CVE-2024-37052: Cloudpickle Load on Sklearn Model Load Leading to Code Execution
MLflow
An attacker can inject a malicious pickle object into a scikit-learn model file and log it to the MLflow tracking server via the API. When a victim user calls the mlflow.sklearn.load_model function on the model, the pickle file is deserialized on their system, running any arbitrary code it contains.
April 2024
CVE-2024-34073: Command Injection in CaptureDependency Function
AWS Sagemaker
A command injection vulnerability exists inside the capture_dependencies function of the AWS Sagemakers util file. If a user used the util function when creating their code, an attacker can leverage the vulnerability to run arbitrary commands on a system running the code by injecting a system command into the string passed to the function.
CVE-2024-34072: Numpy defaults to allowing Pickle to be run when content type is NPY or NPZ
AWS Sagemaker
An attacker can inject a malicious pickle object into a numpy file and share it with a victim user. When the victim uses the NumpyDeserializer.deserialize function of the base_deserializers python file to load it, the allow_pickle optional argument can be set to ‘false’ and passed to np.load, leading to the safe loading of the file. However, by default the optional parameter was set to true, so if this is not specifically changed by the victim, this will result in the loading and execution of the malicious pickle object.
CVE-2024-27322: R-bitrary Code Execution Through Deserialization Vulnerability
R
An attacker could leverage the R Data Serialization format to insert arbitrary code into an RDS formatted file, or an R package as an RDX or RDB component, which will be executed when referenced or called with ReadRDS. This is because of the lazy evaluation process used in the unserialize function of the R programming language.
February 2024
CVE-2024-27319: Out of bounds read due to lack of string termination in assert
ONNX
An attacker can create a malicious onnx model which fails an assert statement in a way that an error string equal to or greater than 2048 characters is printed out and share it with a victim. When the victim tries to load the onnx model a string is created which leaks program memory.
CVE-2024-27318: Path sanitization bypass leading to arbitrary read
ONNX
An attacker can create a malicious onnx model containing paths to externally located tensors and share it with a victim. When the victim tries to load the externally located tensors a directory traversal attack can occur leading to an arbitrary read on a victim’s system leading to information disclosure.

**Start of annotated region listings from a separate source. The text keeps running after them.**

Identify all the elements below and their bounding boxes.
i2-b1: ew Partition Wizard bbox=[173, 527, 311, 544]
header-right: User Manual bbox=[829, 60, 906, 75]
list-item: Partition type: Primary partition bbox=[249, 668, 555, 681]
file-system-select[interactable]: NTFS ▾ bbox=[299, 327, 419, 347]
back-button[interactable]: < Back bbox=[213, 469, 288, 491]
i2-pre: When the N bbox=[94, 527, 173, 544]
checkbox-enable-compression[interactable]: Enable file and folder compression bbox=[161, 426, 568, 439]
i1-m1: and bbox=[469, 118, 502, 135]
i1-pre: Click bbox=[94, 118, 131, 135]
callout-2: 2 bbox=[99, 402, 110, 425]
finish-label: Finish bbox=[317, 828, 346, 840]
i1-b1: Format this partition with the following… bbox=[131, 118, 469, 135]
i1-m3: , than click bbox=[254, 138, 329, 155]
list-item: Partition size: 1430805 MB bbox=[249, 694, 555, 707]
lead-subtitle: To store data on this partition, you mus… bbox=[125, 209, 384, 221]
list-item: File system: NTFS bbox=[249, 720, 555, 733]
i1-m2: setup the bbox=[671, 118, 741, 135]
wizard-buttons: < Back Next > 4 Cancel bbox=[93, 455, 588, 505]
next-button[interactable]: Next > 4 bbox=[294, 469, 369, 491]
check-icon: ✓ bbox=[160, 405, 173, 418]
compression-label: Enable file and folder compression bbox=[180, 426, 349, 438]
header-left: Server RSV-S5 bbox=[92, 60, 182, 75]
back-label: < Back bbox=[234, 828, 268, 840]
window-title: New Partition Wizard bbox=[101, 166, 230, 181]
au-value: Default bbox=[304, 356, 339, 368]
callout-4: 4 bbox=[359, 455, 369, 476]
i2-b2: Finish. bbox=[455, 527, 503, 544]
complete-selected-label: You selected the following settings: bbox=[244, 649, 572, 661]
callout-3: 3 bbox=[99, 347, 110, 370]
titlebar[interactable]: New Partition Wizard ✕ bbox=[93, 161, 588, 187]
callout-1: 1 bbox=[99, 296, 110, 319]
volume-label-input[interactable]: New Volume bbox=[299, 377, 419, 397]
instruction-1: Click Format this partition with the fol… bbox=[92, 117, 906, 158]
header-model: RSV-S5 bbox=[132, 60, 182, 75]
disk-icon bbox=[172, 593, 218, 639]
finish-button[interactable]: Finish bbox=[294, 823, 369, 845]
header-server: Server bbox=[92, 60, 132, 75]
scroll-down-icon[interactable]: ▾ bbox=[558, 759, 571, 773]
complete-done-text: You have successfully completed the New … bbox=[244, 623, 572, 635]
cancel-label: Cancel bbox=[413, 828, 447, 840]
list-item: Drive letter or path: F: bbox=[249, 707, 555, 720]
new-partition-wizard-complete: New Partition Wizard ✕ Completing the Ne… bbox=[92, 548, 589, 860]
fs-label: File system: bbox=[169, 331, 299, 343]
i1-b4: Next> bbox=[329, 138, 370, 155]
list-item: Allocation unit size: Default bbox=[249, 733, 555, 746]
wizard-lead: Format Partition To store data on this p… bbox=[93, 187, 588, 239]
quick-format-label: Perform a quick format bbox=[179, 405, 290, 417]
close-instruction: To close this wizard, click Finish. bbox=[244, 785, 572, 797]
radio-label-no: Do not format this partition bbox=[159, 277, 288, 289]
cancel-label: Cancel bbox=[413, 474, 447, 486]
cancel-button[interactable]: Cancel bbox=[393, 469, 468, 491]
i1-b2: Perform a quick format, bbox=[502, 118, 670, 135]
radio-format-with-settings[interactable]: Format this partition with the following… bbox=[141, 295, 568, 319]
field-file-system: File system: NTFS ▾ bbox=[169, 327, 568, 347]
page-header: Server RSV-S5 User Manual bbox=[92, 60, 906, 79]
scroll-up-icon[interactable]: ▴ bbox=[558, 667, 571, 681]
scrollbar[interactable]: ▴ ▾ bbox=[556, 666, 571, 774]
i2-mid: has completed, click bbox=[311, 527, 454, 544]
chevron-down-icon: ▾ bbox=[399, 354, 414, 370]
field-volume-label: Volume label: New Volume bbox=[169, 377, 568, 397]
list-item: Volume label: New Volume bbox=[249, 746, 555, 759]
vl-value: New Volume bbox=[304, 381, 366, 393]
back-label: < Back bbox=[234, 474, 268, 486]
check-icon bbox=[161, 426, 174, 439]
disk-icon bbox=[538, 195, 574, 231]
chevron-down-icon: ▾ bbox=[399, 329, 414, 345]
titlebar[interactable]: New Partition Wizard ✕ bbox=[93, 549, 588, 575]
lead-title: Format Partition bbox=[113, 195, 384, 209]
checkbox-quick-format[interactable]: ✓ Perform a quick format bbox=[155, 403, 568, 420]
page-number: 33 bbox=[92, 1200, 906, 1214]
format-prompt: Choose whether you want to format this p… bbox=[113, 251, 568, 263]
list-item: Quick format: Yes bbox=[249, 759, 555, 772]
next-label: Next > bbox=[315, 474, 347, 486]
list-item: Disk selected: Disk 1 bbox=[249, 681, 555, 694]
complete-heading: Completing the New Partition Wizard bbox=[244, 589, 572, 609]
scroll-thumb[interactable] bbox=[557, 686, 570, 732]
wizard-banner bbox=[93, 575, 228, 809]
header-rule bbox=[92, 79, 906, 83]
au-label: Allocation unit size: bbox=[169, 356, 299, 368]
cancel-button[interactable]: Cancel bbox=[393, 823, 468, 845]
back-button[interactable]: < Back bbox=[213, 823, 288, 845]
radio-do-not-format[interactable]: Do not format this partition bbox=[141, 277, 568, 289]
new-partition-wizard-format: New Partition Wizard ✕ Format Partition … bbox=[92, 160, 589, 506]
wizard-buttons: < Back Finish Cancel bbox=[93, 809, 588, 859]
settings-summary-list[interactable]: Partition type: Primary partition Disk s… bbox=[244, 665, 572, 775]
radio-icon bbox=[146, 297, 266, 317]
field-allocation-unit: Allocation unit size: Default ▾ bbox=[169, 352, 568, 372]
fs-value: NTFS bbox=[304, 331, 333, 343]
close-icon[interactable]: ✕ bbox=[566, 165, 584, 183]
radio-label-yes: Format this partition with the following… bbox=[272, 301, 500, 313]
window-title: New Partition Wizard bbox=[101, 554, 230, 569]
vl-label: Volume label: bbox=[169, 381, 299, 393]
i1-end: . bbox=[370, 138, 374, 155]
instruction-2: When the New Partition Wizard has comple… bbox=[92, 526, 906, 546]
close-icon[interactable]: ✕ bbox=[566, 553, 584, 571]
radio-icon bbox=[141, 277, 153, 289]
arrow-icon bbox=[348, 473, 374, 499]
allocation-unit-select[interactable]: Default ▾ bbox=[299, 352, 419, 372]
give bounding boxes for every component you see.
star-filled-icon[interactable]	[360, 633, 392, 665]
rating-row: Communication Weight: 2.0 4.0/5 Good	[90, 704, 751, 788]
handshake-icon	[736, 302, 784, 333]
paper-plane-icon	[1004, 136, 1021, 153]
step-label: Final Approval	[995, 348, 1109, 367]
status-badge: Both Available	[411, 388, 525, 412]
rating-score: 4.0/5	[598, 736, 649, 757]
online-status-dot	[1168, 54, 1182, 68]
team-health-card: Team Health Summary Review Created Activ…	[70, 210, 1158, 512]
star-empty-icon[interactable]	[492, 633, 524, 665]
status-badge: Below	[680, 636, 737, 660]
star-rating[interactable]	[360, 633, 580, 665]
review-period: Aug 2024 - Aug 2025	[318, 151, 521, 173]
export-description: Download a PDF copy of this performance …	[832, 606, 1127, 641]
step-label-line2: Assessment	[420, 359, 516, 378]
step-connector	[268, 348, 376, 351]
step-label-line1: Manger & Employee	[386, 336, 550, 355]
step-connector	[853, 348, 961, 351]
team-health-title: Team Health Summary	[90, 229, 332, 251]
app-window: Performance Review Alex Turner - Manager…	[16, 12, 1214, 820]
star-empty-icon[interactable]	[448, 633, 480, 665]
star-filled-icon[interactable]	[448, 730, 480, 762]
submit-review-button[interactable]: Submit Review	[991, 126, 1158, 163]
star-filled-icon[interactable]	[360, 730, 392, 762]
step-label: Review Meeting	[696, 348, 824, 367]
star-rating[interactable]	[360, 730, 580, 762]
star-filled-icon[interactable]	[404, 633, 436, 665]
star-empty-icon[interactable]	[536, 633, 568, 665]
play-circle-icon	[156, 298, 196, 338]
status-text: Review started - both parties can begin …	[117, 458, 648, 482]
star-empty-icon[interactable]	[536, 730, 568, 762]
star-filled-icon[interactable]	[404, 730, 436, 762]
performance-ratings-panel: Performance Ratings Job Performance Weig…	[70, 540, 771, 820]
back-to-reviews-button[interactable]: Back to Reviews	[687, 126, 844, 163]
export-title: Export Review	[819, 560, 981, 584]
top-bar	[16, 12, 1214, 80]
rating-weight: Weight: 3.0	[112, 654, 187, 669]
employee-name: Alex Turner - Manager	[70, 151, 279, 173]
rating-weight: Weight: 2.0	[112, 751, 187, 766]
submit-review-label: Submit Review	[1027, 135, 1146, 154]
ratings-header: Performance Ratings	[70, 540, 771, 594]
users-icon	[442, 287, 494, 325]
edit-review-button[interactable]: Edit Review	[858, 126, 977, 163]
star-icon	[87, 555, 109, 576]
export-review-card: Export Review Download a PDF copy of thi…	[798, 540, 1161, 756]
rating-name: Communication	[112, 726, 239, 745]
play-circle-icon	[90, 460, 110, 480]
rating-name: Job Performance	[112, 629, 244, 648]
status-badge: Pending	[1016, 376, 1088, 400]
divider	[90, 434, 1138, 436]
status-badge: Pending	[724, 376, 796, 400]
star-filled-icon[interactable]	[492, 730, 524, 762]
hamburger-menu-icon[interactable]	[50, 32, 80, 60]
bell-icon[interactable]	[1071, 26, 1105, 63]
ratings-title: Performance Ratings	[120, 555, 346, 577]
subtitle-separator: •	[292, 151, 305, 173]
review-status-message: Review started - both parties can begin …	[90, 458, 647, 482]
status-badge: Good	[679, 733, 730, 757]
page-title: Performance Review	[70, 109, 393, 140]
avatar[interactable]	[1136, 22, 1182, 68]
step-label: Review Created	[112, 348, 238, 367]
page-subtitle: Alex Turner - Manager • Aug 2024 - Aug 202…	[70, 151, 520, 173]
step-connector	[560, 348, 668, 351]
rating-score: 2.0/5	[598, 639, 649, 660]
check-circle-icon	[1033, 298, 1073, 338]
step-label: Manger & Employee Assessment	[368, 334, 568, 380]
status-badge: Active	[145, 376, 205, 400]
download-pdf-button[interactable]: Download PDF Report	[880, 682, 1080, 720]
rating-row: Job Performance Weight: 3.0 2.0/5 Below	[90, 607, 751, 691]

CVE-2024-24595: Credentials Stored in Plaintext in MongoDB Instance
ClearML
An attacker could retrieve ClearML user information and credentials using a tool such as mongosh if they have access to the server. This is because the open-source version of the ClearML Server MongoDB instance lacks access control and stores user information and credentials in plaintext.
CVE-2024-24594: Web Server Renders User HTML Leading to XSS
ClearML
An attacker can provide a URL rather than uploading an image to the Debug Samples tab of an Experiment. If the URL has the extension .html, the web server retrieves the HTML page, which is assumed to contain trusted data. The HTML is marked as safe and rendered on the page, resulting in arbitrary JavaScript running in any user’s browser when they view the samples tab.
CVE-2024-24591: Path Traversal on File Download Leading to Arbitrary Write
ClearML
An attacker can upload or modify a dataset containing a link pointing to an arbitrary file and a target file path. When a user interacts with this dataset, such as when using the Dataset.squash method, the file is written to the target path on the user’s system.
CVE-2024-24590: Pickle Load on Artifact Get Leading to Code Execution
ClearML
An attacker can create a pickle file containing arbitrary code and upload it as an artifact to a Project via the API. When a victim user calls the get method within the Artifact class to download and load a file into memory, the pickle file is deserialized on their system, running any arbitrary code it contains.